According to market intelligence provider IDC’s “Data Age 2025” White Paper, published in 2018, the public cloud – cloud services such as AI tools offered across multiple customers by a single provider – will account for 26% of the world’s digitally-stored information by 2025, double the share in 2016.
Around 30% of the global datasphere is expected to be generated in realtime. This would potentially be absorbed for deep learning training or inference.
These may seem like abstract figures, but the infrastructure challenge is enormous. Bottlenecks in data centres, such as packed interconnects and obstructions that risk system failures, are proving one of the biggest roadblocks to AI’s adoption.
In a signal the developing world will soon demand more cloud data capacity, Teraco, Africa’s biggest operator of independent data centres, has begun work on a 38-megawatt facility. Teraco has seen its NAPAfrica subsidiary and the continent’s main internet exchange point connecting hundreds of African telecoms and content providers reach 1.5 terabit a second in peak traffic, according to the Financial Times’s feature last month.
Nigeria, whose economy has historically plagued by recurrent power outages, has announced plans for its own AI research hub, the Centre for Artificial Intelligence and Robotics.
Isa Pantami, the minister of communication and the digital economy, has pledged to engage young Nigerians into AI with the aim of fuelling innovation that might give its economy a lift.
Should the centre launch – and caution should be exercised as infrastructure projects in the country do have a history of going awry, then it might add more competition for Africa’s developmental dollar, pitting the US and its public clouds against China’s, which owns around 20% of African debt and has added the region to its Belt and Road infrastructure initiative.
The Economist article used an analogy for today’s “technopolitics”, comparing software platforms to strategic territorial assets – a country containing mountains in the path of long-distance transit routes, for instance or onshore constrictions for maritime traffic. Each is a potential flashpoint for international relations.
The rise of tech giants, such as Google, Microsoft, Apple, Amazon and Facebook in the US and Alibaba, Tencent, SoftBank and Baidu in Asia, provides scope for software platforms to challenge or support governments and lawmakers. In January 2020, Google and Facebook threatened to discontinue Australian media services if legislation was passed to force them to negotiate licences with content providers.
China was once more accepting of western IT hegemonies than it is now. There was little alternative in the early days of the internet but the country’s drive for tech sufficiency is driven by five-year plans and US embargos.
The European Union, meanwhile, has amended its laws to prevent software hosted by US public clouds from engulfing its citizens’ rights.
An AI cloud bottleneck can only exacerbate the division of internet norms along geographical lines especially as AI does not have a monopoly on global cloud storage.

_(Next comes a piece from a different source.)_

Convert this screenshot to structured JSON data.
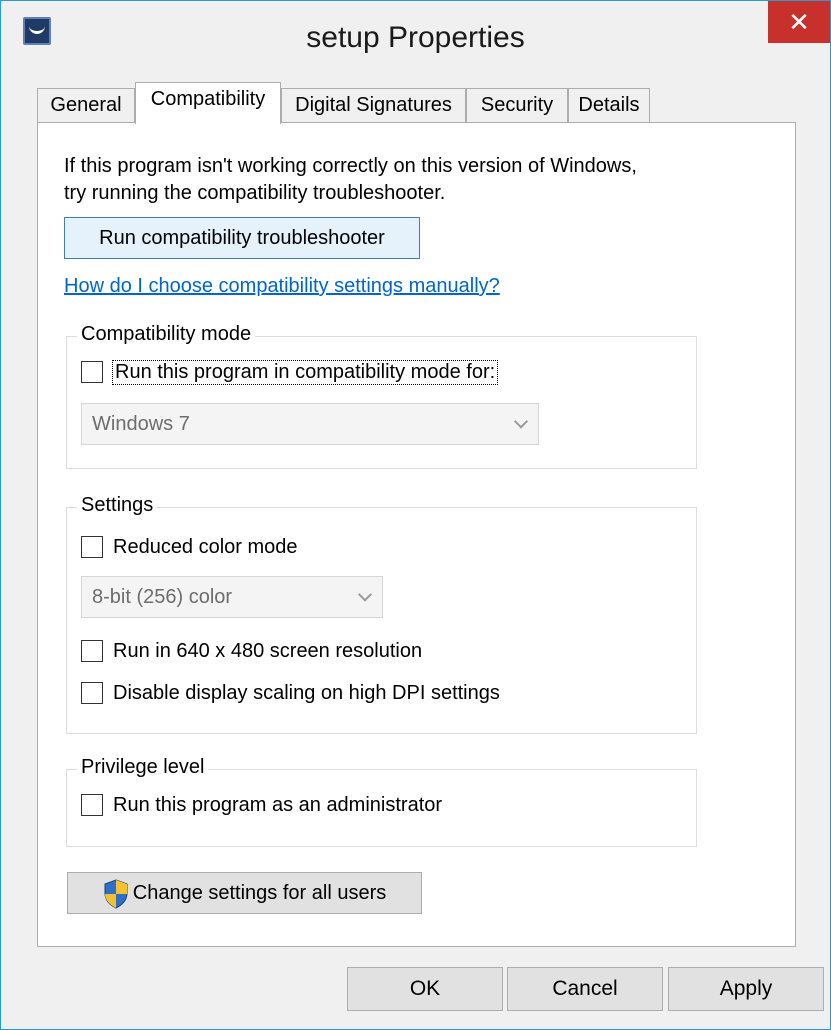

Public cloud applications, such as AI model development, are anticipated to account for more than 40% of overall cloud storage by 2025, according to IDC estimates cited by The Economist in November. This was up by about 10 percentage points from 2020.
Growing pressures on public clouds helps explain the investment boom for edge-focused AI chips. These edge computing trends target intermediary data centres closer to the end-user in a bid to reduce latency in application.

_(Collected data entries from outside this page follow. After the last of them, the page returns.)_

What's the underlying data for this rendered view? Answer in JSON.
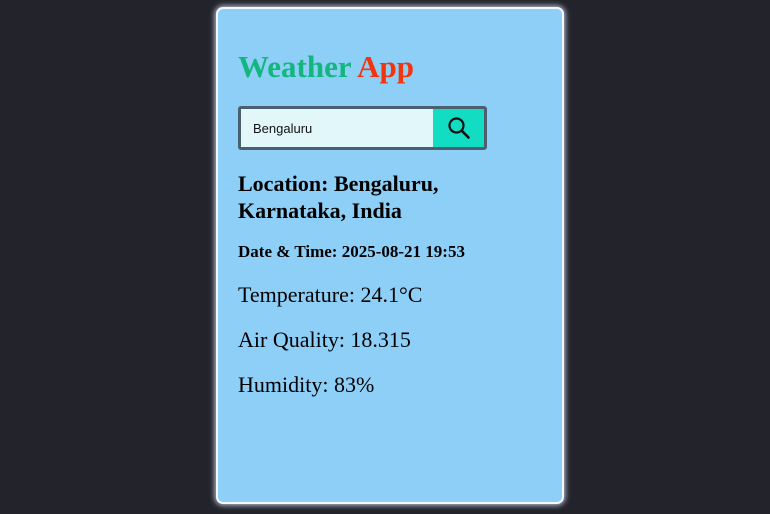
{
  "app": {
    "title_word1": "Weather",
    "title_word2": "App"
  },
  "search": {
    "value": "Bengaluru",
    "button_icon": "search-icon"
  },
  "weather": {
    "location": "Location: Bengaluru, Karnataka, India",
    "datetime": "Date & Time: 2025-08-21 19:53",
    "temperature": "Temperature: 24.1°C",
    "air_quality": "Air Quality: 18.315",
    "humidity": "Humidity: 83%"
  },
  "colors": {
    "page_background": "#23232c",
    "card_background": "#8ecff8",
    "title_weather": "#13b67c",
    "title_app": "#f2350e",
    "search_button": "#12dcc1",
    "search_input": "#e1f7f9"
  }
}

Grand View Research has pegged the size of this market at $1.8bn in 2019 and expects 21.3% annual growth from 2020 to 2027. As our main case study observed, the segment may now absorb early-stage venture dollars from cloud-targeted AI training products.

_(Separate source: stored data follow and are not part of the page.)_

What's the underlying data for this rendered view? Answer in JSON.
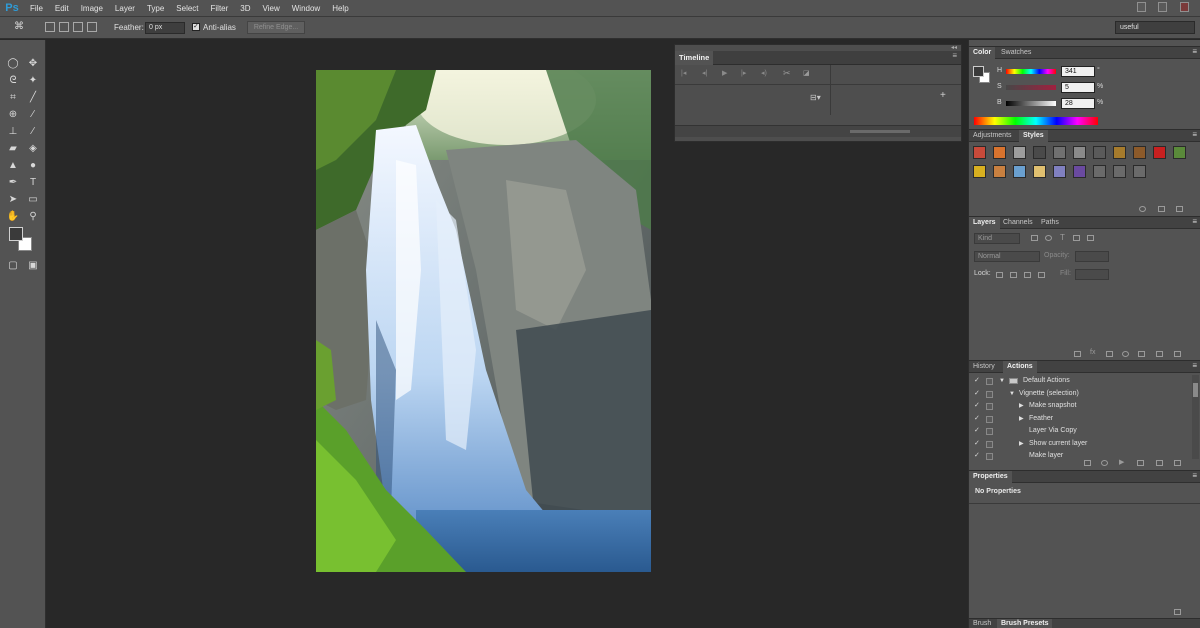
{
  "app": {
    "logo": "Ps"
  },
  "menu": [
    "File",
    "Edit",
    "Image",
    "Layer",
    "Type",
    "Select",
    "Filter",
    "3D",
    "View",
    "Window",
    "Help"
  ],
  "options_bar": {
    "feather_label": "Feather:",
    "feather_value": "0 px",
    "antialias_label": "Anti-alias",
    "antialias_checked": "✓",
    "refine_edge": "Refine Edge...",
    "workspace": "useful"
  },
  "timeline": {
    "title": "Timeline",
    "frame_rate_icon": "film-icon",
    "add_label": "+"
  },
  "color_panel": {
    "tabs": [
      "Color",
      "Swatches"
    ],
    "h_label": "H",
    "h_value": "341",
    "h_unit": "°",
    "s_label": "S",
    "s_value": "5",
    "s_unit": "%",
    "b_label": "B",
    "b_value": "28",
    "b_unit": "%"
  },
  "styles_panel": {
    "tabs": [
      "Adjustments",
      "Styles"
    ],
    "swatch_colors": [
      "#c84a3a",
      "#d8732e",
      "#9d9d9d",
      "#4a4a4a",
      "#707070",
      "#8a8a8a",
      "#5a5a5a",
      "#a67b2c",
      "#8c5a2a",
      "#c82020",
      "#5a8a3a",
      "#d8b020",
      "#c88040",
      "#6aa0d0",
      "#e0c070",
      "#8080c0",
      "#6a4aa0",
      "#6a6a6a",
      "#6a6a6a",
      "#6a6a6a"
    ]
  },
  "layers_panel": {
    "tabs": [
      "Layers",
      "Channels",
      "Paths"
    ],
    "kind": "Kind",
    "blend_mode": "Normal",
    "opacity_label": "Opacity:",
    "lock_label": "Lock:",
    "fill_label": "Fill:"
  },
  "actions_panel": {
    "tabs": [
      "History",
      "Actions"
    ],
    "rows": [
      {
        "check": "✓",
        "label": "Default Actions",
        "level": 0,
        "expanded": "▼",
        "folder": true
      },
      {
        "check": "✓",
        "label": "Vignette (selection)",
        "level": 1,
        "expanded": "▼",
        "folder": false
      },
      {
        "check": "✓",
        "label": "Make snapshot",
        "level": 2,
        "expanded": "▶",
        "folder": false
      },
      {
        "check": "✓",
        "label": "Feather",
        "level": 2,
        "expanded": "▶",
        "folder": false
      },
      {
        "check": "✓",
        "label": "Layer Via Copy",
        "level": 2,
        "expanded": "",
        "folder": false
      },
      {
        "check": "✓",
        "label": "Show current layer",
        "level": 2,
        "expanded": "▶",
        "folder": false
      },
      {
        "check": "✓",
        "label": "Make layer",
        "level": 2,
        "expanded": "",
        "folder": false
      }
    ]
  },
  "properties_panel": {
    "title": "Properties",
    "message": "No Properties"
  },
  "bottom_tabs": [
    "Brush",
    "Brush Presets"
  ]
}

The landscape in the AI edge space begins to look less like the world’s interconnected geography, and more like an arrangement of remote islands – to extend the Economist’s metaphor. Some end-devices will require distinct specifications to implement AI directly, and there will potentially be rewards from protocols that harmonise edge or end-based inference better with the cloud. That helps explain Nvidia also taking a tilt at this market, with a stripped-down variant of its A100 – the EGX A100 – with just a single A100 processor tailored for edge settings.